However, while Nigerians are still considering what to do to or with the APC in the 2019 elections, the party has, through its own act of self-deprecation, reduced itself further in the eyes of Nigerians. The party has failed abysmally to conduct credible congresses. The rancour and bad blood that attended the exercise are so serious that Nigerians are wondering how the APC government can preside over a general election in Nigeria. The feeling here is that a general election that takes place under the watch of a political party that cannot deal with its internal affairs is bound to end in confusion.

If the APC crashes out in 2019 as it looks set to do, it will then mean that the change that took place in 2015 was forced. It was procured. It did not come the proper way. That is why it has turned out to be a fluke. The party has not been able to manage its victory. It has not been able to justify the confidence that the people reposed in it.
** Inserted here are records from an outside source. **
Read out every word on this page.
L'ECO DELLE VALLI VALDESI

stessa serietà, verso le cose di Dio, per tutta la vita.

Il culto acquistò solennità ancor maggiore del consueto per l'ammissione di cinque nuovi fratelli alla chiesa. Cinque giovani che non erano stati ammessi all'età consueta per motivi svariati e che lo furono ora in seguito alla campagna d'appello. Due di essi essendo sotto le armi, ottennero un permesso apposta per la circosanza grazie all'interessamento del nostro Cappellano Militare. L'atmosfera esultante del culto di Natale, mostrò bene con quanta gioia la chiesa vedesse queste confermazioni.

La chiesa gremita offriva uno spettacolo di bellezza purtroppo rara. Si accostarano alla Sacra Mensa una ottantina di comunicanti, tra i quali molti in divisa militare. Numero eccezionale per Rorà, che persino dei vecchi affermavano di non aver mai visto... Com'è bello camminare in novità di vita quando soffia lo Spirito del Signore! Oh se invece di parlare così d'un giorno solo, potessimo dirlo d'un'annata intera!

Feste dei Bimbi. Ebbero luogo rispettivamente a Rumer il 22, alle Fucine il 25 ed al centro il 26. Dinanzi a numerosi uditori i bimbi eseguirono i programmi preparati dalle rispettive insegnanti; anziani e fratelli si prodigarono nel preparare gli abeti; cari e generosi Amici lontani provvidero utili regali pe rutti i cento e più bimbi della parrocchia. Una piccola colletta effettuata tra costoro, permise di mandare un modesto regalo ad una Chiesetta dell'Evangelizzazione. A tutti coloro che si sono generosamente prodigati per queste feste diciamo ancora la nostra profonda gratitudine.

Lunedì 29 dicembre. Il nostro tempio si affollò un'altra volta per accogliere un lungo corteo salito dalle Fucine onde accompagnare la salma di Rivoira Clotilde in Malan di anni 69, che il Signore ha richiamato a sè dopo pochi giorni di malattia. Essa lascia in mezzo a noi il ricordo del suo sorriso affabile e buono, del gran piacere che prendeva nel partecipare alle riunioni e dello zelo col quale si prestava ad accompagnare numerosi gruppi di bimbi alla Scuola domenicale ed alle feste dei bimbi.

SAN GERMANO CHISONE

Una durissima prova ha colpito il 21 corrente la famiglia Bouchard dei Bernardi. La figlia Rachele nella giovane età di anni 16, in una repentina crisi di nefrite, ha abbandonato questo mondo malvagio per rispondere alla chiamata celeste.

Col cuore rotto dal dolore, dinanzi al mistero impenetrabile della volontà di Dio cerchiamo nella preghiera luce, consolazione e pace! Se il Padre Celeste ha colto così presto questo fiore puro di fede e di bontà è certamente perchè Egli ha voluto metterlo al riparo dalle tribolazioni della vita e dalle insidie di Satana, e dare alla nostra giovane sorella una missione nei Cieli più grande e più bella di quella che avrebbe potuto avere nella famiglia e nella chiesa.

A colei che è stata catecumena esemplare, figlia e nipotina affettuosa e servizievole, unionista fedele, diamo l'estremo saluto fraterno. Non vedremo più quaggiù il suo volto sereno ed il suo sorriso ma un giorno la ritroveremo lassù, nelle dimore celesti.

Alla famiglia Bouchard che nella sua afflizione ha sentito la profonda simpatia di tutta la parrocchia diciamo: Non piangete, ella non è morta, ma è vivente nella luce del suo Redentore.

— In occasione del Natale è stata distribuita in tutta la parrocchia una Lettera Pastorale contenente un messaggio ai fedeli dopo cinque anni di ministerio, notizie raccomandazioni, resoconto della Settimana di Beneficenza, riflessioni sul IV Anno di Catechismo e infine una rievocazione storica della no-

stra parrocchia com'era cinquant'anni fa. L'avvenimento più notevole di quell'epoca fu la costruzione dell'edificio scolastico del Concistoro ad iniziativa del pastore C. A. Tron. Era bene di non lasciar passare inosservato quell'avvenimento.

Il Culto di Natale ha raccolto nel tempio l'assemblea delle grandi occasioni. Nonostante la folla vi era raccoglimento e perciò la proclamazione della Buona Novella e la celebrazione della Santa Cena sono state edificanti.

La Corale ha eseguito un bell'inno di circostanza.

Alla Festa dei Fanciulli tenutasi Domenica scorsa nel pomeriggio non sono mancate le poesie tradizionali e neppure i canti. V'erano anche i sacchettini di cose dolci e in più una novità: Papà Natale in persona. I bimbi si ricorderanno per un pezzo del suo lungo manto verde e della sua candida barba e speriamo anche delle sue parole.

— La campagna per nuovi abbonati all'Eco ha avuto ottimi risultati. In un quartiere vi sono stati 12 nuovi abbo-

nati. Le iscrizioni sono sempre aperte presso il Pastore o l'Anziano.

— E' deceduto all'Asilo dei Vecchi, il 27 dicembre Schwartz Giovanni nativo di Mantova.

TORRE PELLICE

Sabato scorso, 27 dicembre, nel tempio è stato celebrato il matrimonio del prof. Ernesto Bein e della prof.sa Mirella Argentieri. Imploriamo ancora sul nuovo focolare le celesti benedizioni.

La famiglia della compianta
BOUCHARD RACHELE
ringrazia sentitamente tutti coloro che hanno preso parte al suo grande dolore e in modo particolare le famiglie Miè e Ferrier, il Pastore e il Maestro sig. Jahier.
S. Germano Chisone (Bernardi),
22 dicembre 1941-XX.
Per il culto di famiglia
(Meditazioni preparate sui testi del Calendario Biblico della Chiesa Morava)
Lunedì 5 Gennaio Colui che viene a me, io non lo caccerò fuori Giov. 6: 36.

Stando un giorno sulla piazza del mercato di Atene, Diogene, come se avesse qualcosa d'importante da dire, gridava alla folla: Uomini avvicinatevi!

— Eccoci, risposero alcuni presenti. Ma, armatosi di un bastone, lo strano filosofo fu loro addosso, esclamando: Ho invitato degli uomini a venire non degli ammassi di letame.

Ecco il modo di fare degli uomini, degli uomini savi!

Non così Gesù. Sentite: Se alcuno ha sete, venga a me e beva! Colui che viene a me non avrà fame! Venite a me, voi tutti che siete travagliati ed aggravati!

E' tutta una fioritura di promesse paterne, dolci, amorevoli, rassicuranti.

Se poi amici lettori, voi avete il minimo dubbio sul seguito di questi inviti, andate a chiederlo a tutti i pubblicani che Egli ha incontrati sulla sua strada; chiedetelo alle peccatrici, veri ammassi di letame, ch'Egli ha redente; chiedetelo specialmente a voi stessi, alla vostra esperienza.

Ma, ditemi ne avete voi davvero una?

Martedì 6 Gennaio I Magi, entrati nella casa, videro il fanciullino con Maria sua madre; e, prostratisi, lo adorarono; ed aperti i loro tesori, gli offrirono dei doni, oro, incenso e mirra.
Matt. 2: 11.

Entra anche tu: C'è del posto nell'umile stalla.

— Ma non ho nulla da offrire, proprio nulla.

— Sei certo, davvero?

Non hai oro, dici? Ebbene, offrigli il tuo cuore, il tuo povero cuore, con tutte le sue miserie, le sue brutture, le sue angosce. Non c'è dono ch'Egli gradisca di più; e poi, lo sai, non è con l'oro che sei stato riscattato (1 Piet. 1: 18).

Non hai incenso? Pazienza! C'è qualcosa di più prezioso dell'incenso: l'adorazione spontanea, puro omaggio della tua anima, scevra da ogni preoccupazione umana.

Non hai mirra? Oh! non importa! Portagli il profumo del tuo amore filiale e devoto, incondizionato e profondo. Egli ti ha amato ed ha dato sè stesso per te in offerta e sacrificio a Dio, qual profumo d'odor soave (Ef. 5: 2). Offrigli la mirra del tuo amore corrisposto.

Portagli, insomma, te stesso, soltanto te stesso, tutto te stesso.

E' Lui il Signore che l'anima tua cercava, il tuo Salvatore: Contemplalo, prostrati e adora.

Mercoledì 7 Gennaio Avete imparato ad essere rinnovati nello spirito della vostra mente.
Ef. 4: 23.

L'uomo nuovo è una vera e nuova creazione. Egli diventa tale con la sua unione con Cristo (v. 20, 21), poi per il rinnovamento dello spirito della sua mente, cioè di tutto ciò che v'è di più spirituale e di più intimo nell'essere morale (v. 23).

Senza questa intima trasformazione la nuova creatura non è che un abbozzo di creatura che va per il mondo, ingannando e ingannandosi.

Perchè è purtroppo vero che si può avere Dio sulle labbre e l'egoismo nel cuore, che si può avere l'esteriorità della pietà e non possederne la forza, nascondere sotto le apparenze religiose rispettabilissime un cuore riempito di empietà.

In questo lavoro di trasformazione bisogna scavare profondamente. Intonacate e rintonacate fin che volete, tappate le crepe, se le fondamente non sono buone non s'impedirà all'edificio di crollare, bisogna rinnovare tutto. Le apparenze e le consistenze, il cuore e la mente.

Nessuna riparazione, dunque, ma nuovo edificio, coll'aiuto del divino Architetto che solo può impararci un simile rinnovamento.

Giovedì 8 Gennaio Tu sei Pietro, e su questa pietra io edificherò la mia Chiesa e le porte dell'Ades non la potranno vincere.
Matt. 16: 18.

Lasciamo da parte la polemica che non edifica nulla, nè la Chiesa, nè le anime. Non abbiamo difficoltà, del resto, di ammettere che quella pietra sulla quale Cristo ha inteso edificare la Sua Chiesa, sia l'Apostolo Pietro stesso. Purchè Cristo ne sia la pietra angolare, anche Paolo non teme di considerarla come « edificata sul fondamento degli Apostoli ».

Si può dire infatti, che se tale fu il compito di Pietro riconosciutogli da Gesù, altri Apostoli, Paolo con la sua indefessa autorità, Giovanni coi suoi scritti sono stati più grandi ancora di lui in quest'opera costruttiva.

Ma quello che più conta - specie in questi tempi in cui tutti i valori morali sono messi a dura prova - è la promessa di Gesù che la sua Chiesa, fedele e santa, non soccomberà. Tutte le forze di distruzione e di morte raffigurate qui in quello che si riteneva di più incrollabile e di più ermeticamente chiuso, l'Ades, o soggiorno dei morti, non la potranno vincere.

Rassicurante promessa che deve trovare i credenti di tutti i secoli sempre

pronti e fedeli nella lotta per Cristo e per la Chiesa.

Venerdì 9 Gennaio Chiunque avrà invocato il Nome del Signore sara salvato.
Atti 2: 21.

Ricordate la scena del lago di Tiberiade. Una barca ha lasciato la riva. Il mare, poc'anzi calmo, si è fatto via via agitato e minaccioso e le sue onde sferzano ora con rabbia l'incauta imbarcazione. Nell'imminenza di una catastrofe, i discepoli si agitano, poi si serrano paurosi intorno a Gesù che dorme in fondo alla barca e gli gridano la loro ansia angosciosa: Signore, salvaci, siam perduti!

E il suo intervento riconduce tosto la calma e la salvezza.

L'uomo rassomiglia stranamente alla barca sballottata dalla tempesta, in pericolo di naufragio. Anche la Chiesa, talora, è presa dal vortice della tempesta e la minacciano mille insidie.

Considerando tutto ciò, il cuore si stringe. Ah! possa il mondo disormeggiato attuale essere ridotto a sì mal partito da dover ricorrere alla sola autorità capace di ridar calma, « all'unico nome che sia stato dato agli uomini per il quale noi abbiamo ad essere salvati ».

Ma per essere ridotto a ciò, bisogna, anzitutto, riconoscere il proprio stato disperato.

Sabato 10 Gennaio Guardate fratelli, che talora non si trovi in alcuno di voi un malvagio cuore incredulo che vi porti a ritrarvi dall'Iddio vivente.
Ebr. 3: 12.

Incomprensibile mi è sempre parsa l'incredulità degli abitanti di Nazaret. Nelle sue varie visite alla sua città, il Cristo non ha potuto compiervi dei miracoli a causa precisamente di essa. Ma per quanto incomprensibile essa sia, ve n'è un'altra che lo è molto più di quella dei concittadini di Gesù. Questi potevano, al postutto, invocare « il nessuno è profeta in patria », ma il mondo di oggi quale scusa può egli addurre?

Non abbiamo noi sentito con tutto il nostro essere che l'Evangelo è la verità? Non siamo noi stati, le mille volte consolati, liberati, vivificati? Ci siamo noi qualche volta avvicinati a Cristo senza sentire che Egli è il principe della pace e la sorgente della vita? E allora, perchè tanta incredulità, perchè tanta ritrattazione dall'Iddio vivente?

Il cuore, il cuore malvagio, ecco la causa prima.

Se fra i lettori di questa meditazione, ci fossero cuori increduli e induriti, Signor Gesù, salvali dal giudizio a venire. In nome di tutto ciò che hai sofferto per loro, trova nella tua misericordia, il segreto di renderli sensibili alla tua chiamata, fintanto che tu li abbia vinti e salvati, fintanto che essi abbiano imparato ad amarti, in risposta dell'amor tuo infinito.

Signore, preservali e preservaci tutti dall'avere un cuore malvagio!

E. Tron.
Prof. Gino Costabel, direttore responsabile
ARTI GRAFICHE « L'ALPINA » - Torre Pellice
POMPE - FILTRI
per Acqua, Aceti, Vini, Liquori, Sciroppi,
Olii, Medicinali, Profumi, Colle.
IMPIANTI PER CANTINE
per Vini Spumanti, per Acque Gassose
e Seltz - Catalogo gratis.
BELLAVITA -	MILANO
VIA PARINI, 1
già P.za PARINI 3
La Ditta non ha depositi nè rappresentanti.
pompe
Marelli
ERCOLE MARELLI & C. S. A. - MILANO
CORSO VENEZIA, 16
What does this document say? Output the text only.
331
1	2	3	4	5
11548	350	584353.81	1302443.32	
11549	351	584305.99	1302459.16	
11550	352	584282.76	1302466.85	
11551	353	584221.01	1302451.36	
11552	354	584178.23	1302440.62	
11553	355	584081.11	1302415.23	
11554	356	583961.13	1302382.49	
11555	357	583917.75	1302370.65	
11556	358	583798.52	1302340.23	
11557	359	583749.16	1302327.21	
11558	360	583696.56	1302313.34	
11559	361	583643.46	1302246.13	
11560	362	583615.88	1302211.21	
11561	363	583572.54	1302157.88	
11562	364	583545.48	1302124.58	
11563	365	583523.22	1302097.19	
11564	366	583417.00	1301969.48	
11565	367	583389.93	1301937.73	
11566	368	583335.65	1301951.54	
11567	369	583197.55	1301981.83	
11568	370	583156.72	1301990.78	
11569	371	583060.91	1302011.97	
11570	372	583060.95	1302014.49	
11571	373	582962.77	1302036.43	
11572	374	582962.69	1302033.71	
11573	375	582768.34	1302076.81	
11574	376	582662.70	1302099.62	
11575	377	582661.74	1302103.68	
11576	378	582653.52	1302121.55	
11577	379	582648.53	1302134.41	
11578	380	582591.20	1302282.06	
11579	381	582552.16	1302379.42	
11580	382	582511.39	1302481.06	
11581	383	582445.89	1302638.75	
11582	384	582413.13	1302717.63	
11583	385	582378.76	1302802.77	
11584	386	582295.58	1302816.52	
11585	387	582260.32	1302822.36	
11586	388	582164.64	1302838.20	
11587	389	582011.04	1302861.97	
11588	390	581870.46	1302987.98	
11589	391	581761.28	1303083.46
If the APC kisses the dust, as it is threatening to do, we can also safely say that the election that brought the APC into the saddle was a coup. It was an elite conspiracy directed against the immediate past president. The fall of the APC will also mean that the PDP floundered for the sake of Goodluck Jonathan. Perhaps, the party would have held its own if there was no desperate effort to get Jonathan out of the way. The Jonathan scenario may be repeating itself in 2019. The APC may kick the bucket on account of the misgivings against Buhari. If this happens, it will mean that APC learnt nothing from the lessons of history. It will mean that the party did not come to stay. And this will make it the quintessential flash in the pan.